I currently use black foam for my 2 crossings and would like to change to plaster/hydrocal

The foam is just a bit high and some loco’s bottom out on it.

What is the best method to ensure the gap by the rail for flange clearance when pouring the plaster?

Thanks

Before the plaster sets up completely, use a piece of old hacksaw blade or similar to scribe the flangeways.

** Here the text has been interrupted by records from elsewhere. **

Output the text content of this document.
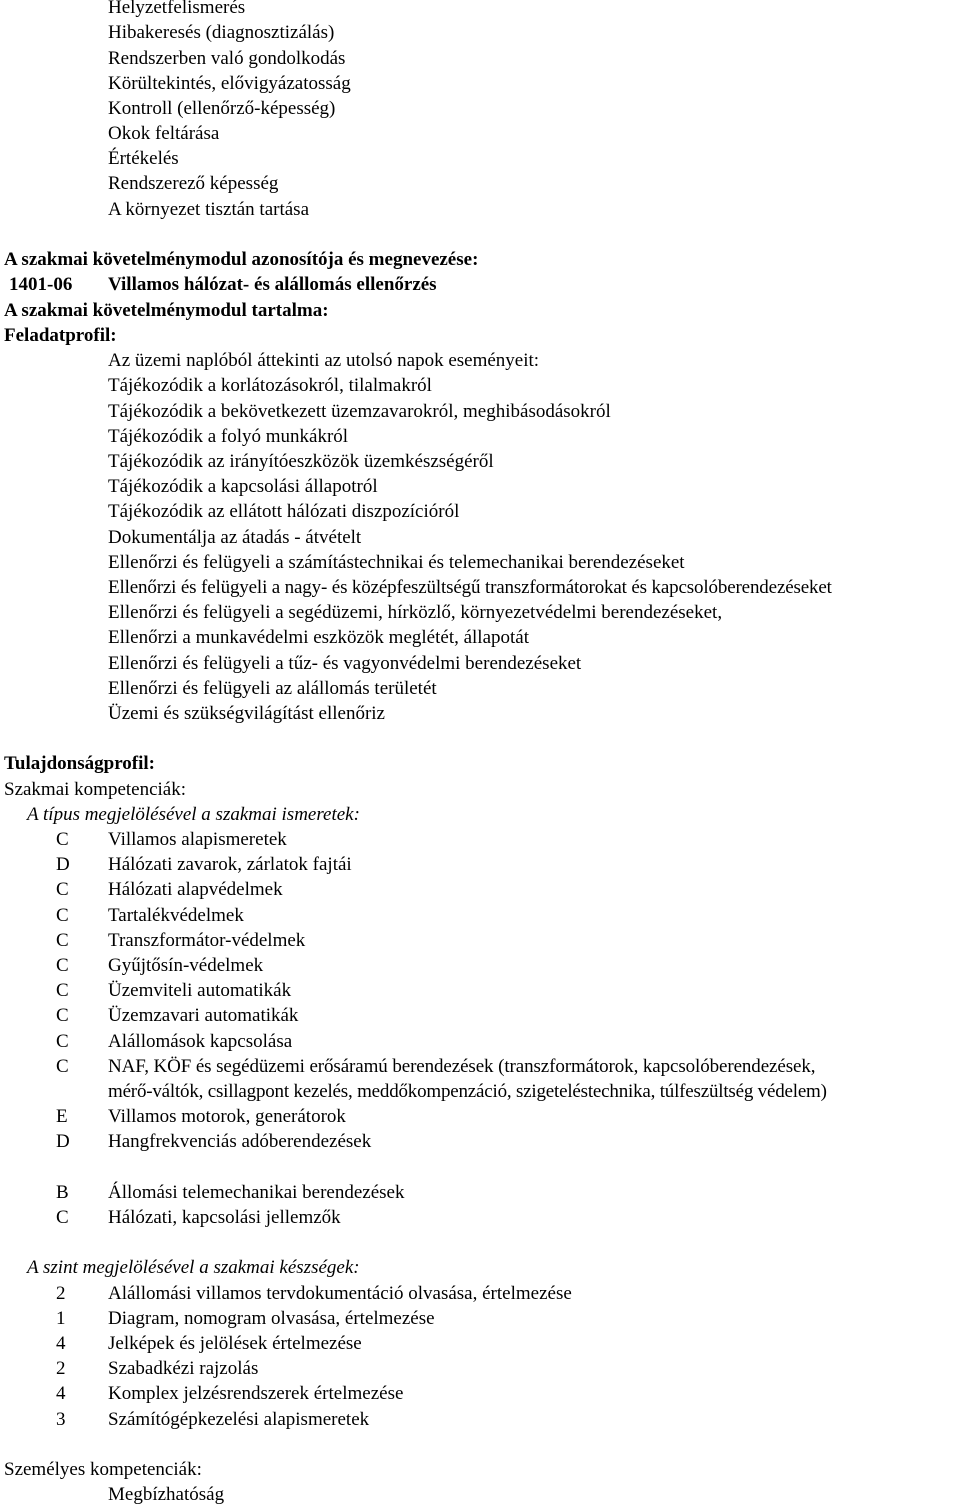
Helyzetfelismerés
Hibakeresés (diagnosztizálás)
Rendszerben való gondolkodás
Körültekintés, elővigyázatosság
Kontroll (ellenőrző-képesség)
Okok feltárása
Értékelés
Rendszerező képesség
A környezet tisztán tartása
A szakmai követelménymodul azonosítója és megnevezése:
1401-06 Villamos hálózat- és alállomás ellenőrzés
A szakmai követelménymodul tartalma:
Feladatprofil:
Az üzemi naplóból áttekinti az utolsó napok eseményeit:
Tájékozódik a korlátozásokról, tilalmakról
Tájékozódik a bekövetkezett üzemzavarokról, meghibásodásokról
Tájékozódik a folyó munkákról
Tájékozódik az irányítóeszközök üzemkészségéről
Tájékozódik a kapcsolási állapotról
Tájékozódik az ellátott hálózati diszpozícióról
Dokumentálja az átadás - átvételt
Ellenőrzi és felügyeli a számítástechnikai és telemechanikai berendezéseket
Ellenőrzi és felügyeli a nagy- és középfeszültségű transzformátorokat és kapcsolóberendezéseket
Ellenőrzi és felügyeli a segédüzemi, hírközlő, környezetvédelmi berendezéseket,
Ellenőrzi a munkavédelmi eszközök meglétét, állapotát
Ellenőrzi és felügyeli a tűz- és vagyonvédelmi berendezéseket
Ellenőrzi és felügyeli az alállomás területét
Üzemi és szükségvilágítást ellenőriz
Tulajdonságprofil:
Szakmai kompetenciák:
A típus megjelölésével a szakmai ismeretek:
C	Villamos alapismeretek
D	Hálózati zavarok, zárlatok fajtái
C	Hálózati alapvédelmek
C	Tartalékvédelmek
C	Transzformátor-védelmek
C	Gyűjtősín-védelmek
C	Üzemviteli automatikák
C	Üzemzavari automatikák
C	Alállomások kapcsolása
C	NAF, KÖF és segédüzemi erősáramú berendezések (transzformátorok, kapcsolóberendezések,
mérő-váltók, csillagpont kezelés, meddőkompenzáció, szigeteléstechnika, túlfeszültség védelem)
E	Villamos motorok, generátorok
D	Hangfrekvenciás adóberendezések
B	Állomási telemechanikai berendezések
C	Hálózati, kapcsolási jellemzők
A szint megjelölésével a szakmai készségek:
2	Alállomási villamos tervdokumentáció olvasása, értelmezése
1	Diagram, nomogram olvasása, értelmezése
4	Jelképek és jelölések értelmezése
2	Szabadkézi rajzolás
4	Komplex jelzésrendszerek értelmezése
3	Számítógépkezelési alapismeretek
Személyes kompetenciák:
Megbízhatóság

I use drywall compond for mine. I fill to the rail tops and when completely dry, (it does not feel cold to the touch anymore) I sand with 400 grit wet/dry sandpaper and then run a broken off piece of hacksaw blade next to the rails to clear the flangeway, vaccum and paint. I imagine that hydrocal would be no different.

Scott

In an MR video I have it shows placing a strip of styrene next to each rail. Fill the center, when nearly cured pull out the styrene carefully and gently reshape the gap if necessary.

Good luck,

If you’re using Atlas or other similar track with styrene ties, use solvent-type cement to add pieces of suitably-sized Evergreen angle. Butt the vertical portion of the angles against the moulded-on spike heads and cement the bases to the ties. The gap between the angle and the rail will provide sufficient flangeway for most wheels.

I used .080"x.080" strip styrene, distressed with a razor saw to represent wood, to perform the same function on my late-'30s layout, then filled the space with gravel:

You can substitute Hydrocal or drywall compound for the gravel, too.

I also did some as all-board crossings:

…and some others as paved crossings, using .080" sheet styrene:

The .080" thickness puts the top of the crossing .003" below the top of the code 83 rail, preventing snags.

Wayne

Try using the paperboard from well rinsed milk cartons. Stand it against the flanges with the side of the paperboard that is normally inside the carton facing the space between the rails. The plastic coating inside the milk carton will release cleanly from the hydrocal once the hydrocal is fully set. This technique worked nicely for several crossing for me, and had the advantage of an excellent material cost (none!)

Thanks for the tips.

I’ll have to use some test track to experiment with a few of the ideas.

Building the crossing slightly lower than the top of the rails, helps keep you from doing damage to the crossing when cleaning track.